Fighting Ransomware

Adopting best practice measures set out in security frameworks, like Cyber Essentials, can reduce the chance of ransomware impacting your business by up to 86%. These security measures help identify any gaps in your cyber defences so you can fix them before being infected with ransomware or other viruses.

Ransomware past, present and future.

  • The first documented ransomware was in 1989.
  • Estimates believe 56% of organisations were targeted in 2020
  • Predictions indicate a growing focus on small businesses that run outdated security software.


Four key steps to reduce the chances of a ransomware infection

Experts, guided by the security standards, recommend a range of controls including regular back-ups and user training (Have end-users avoid clicking on links in emails or opening email attachments from strangers).

1) Maintain an up-to-date, accurate inventory

You can only secure what you can see. Once you know the inventory, you can decide on the appropriate security controls. Inventory tracking without Rebasoft can be tricky as traditional IT asset management systems get out of date very quickly. This means they cannot be trusted with your cyber security. Rebasoft also finds that many asset management systems miss devices as they use infrequent scans or require agents to be installed. It only takes one missed device to allow ransomware in.

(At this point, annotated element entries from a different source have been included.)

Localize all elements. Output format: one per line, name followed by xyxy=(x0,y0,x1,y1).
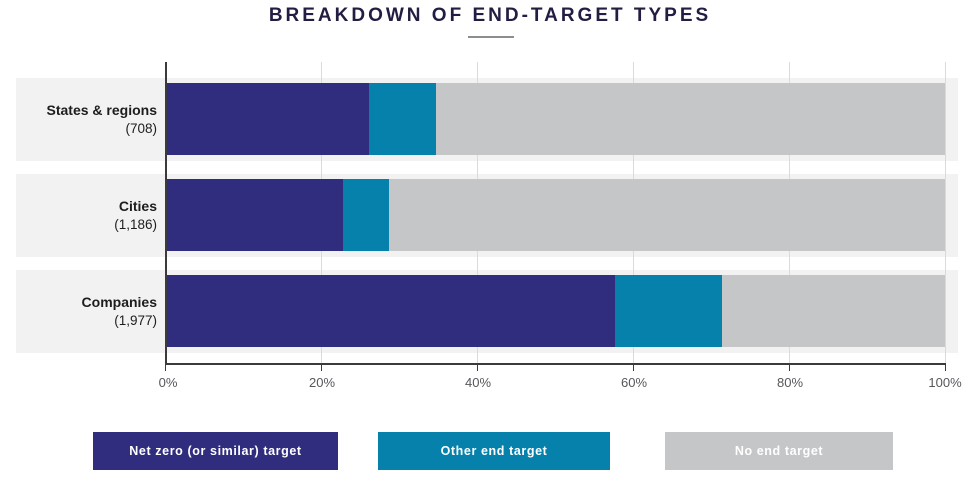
legend-label: Net zero (or similar) target xyxy=(129,444,302,458)
row-label: Companies (1,977) xyxy=(16,270,157,353)
stacked-bar xyxy=(166,275,945,347)
bar-segment-no-end-target xyxy=(722,275,945,347)
legend-label: No end target xyxy=(734,444,824,458)
x-tick-label: 80% xyxy=(776,375,804,390)
stacked-bar xyxy=(166,179,945,251)
x-tick-label: 20% xyxy=(308,375,336,390)
bar-segment-net-zero xyxy=(166,275,616,347)
x-tick-label: 60% xyxy=(620,375,648,390)
title-underline xyxy=(468,36,514,38)
category-label: Companies xyxy=(81,294,157,310)
x-axis-tick xyxy=(477,365,478,371)
row-label: States & regions (708) xyxy=(16,78,157,161)
legend-item-other-end-target: Other end target xyxy=(378,432,610,470)
row-label: Cities (1,186) xyxy=(16,174,157,257)
x-axis-tick xyxy=(945,365,946,371)
bar-segment-other-end-target xyxy=(615,275,723,347)
chart-row-states-regions: States & regions (708) xyxy=(16,78,958,161)
bar-segment-other-end-target xyxy=(369,83,437,155)
x-axis-line xyxy=(165,363,946,365)
bar-segment-other-end-target xyxy=(342,179,389,251)
category-count: (708) xyxy=(125,121,157,136)
x-axis-tick xyxy=(633,365,634,371)
category-count: (1,186) xyxy=(114,217,157,232)
x-axis-tick xyxy=(165,365,166,371)
x-tick-label: 100% xyxy=(928,375,962,390)
chart-title: BREAKDOWN OF END-TARGET TYPES xyxy=(268,5,712,26)
category-label: Cities xyxy=(118,198,157,214)
legend-label: Other end target xyxy=(440,444,548,458)
legend-item-net-zero: Net zero (or similar) target xyxy=(93,432,338,470)
bar-segment-no-end-target xyxy=(436,83,945,155)
category-count: (1,977) xyxy=(114,313,157,328)
x-tick-label: 0% xyxy=(158,375,178,390)
bar-segment-no-end-target xyxy=(388,179,945,251)
y-axis-line xyxy=(165,62,167,365)
stacked-bar xyxy=(166,83,945,155)
bar-segment-net-zero xyxy=(166,179,343,251)
x-axis-tick xyxy=(789,365,790,371)
chart-row-cities: Cities (1,186) xyxy=(16,174,958,257)
x-axis-tick xyxy=(321,365,322,371)
legend-item-no-end-target: No end target xyxy=(665,432,893,470)
x-tick-label: 40% xyxy=(464,375,492,390)
bar-segment-net-zero xyxy=(166,83,370,155)
category-label: States & regions xyxy=(46,102,157,118)
gridline-100 xyxy=(945,62,946,365)
chart-row-companies: Companies (1,977) xyxy=(16,270,958,353)
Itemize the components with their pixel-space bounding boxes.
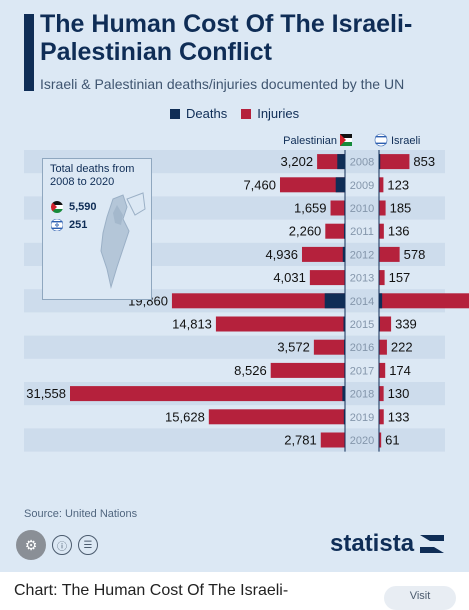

2) Ensure you have Anti-Virus/Anti-malware controls on appropriate systems

Ensure you have up-to-date anti-malware controls on PCs and servers in your live inventory. The longer up-to-date controls are missing, the larger the window for infection. Rebasoft very often discovers missed devices, either due to errors in installing software agents or, simply, IT teams not knowing they exist.

3) Ensure each system’s default settings are changed to reduce the likelihood of being infected

Ransomware exploits loopholes and misconfiguration. A user with the wrong permissions can install software from a USB or download site that could contain Ransomware. If these default settings are secured, even if a user clicks on a download link, it is less likely to install.

4) Segment and monitor the network for suspicious activity

If ransomware does get in and infect a “ground-zero” system, it is vital that it is stopped from spreading. Rebasoft traffic monitoring and Network Access Control functions can quickly remove an infected system from the network and quarantine or block communications to prevent spread.

Should you pay the ransom?

Most law enforcement agencies recommend not paying ransomware attackers, citing that it will only invite hackers to commit more ransomware attacks. This is often easier said than done as attackers set the price point so it is worth their time but low enough that it will be cheaper for the targeted organisation to pay the attackers off rather than restore the data.